Cohesiehypothese
Cohesiehypothese, in plantkunde, een algemeen aanvaarde verklaring voor de opkomst van sap in vasculaire planten door middel van intermoleculaire aantrekkingen. Berekening en experiment geven aan dat de krachten van samenhang tussen watermoleculen en de krachten van hechting tussen watermoleculen en de wanden van de Xylem-vatcellen voldoende zijn om aan dunne kolommen water een treksterkte van ten minste 30 atmosferen (440 pond per vierkante inch) te verlenen. Dit is hoog genoeg om een dunne kolom water naar de top van een boom te tillen zonder de kolom te breken.

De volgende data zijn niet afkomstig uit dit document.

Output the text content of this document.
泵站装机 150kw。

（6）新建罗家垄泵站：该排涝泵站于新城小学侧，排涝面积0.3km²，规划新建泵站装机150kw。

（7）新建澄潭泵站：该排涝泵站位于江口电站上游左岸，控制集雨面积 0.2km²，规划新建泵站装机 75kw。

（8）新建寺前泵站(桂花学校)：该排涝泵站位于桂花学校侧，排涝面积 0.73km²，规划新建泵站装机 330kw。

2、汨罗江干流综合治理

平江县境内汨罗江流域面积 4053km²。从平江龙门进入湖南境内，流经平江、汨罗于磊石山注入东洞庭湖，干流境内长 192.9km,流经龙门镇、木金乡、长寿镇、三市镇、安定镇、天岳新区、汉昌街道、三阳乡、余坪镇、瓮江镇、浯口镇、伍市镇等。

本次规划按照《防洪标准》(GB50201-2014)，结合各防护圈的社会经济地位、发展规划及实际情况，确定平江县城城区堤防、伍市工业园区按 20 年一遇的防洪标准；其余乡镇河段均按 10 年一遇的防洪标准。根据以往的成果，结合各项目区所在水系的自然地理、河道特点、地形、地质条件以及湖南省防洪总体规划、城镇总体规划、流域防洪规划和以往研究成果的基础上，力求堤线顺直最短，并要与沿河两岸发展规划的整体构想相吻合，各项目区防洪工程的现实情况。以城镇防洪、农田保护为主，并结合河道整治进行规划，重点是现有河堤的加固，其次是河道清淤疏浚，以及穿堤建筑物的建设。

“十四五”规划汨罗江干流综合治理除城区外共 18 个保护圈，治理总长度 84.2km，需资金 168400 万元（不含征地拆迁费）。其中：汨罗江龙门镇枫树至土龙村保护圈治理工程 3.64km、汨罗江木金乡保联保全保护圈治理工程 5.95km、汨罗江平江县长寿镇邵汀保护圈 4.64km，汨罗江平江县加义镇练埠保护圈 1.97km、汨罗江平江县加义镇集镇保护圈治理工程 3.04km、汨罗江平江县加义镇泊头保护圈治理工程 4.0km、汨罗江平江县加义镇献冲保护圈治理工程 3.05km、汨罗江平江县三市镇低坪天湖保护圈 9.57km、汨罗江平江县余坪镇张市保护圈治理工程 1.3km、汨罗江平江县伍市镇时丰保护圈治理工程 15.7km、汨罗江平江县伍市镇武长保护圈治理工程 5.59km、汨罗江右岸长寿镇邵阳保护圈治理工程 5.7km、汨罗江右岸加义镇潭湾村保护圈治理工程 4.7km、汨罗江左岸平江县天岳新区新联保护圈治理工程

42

de samenhang van water verklaart alleen het onderhoud van de sap-kolom; de verklaring voor de opwaartse beweging van het water wordt verklaard door een mechanisme, genaamd transpiratie pull, dat de verdamping van water uit bladeren omvat. Zo wordt de verklaring voor de opwaartse beweging van sap in bomen en andere planten ook wel de transpiratie-cohesiehypothese genoemd. Het verklaart de waargenomen stijging van sap en stemt overeen met waargenomen spanningen (druk onder nul, of negatieve druk) in plantstengels en gradiënten van spanning tussen bovenste en onderste delen van dezelfde plant. De stabiliteit van waterkolommen in windstoten is moeilijker te begrijpen. Het is alleen mogelijk omdat het water is ingesloten in miljoenen kleine compartimenten (tracheidae en vaten).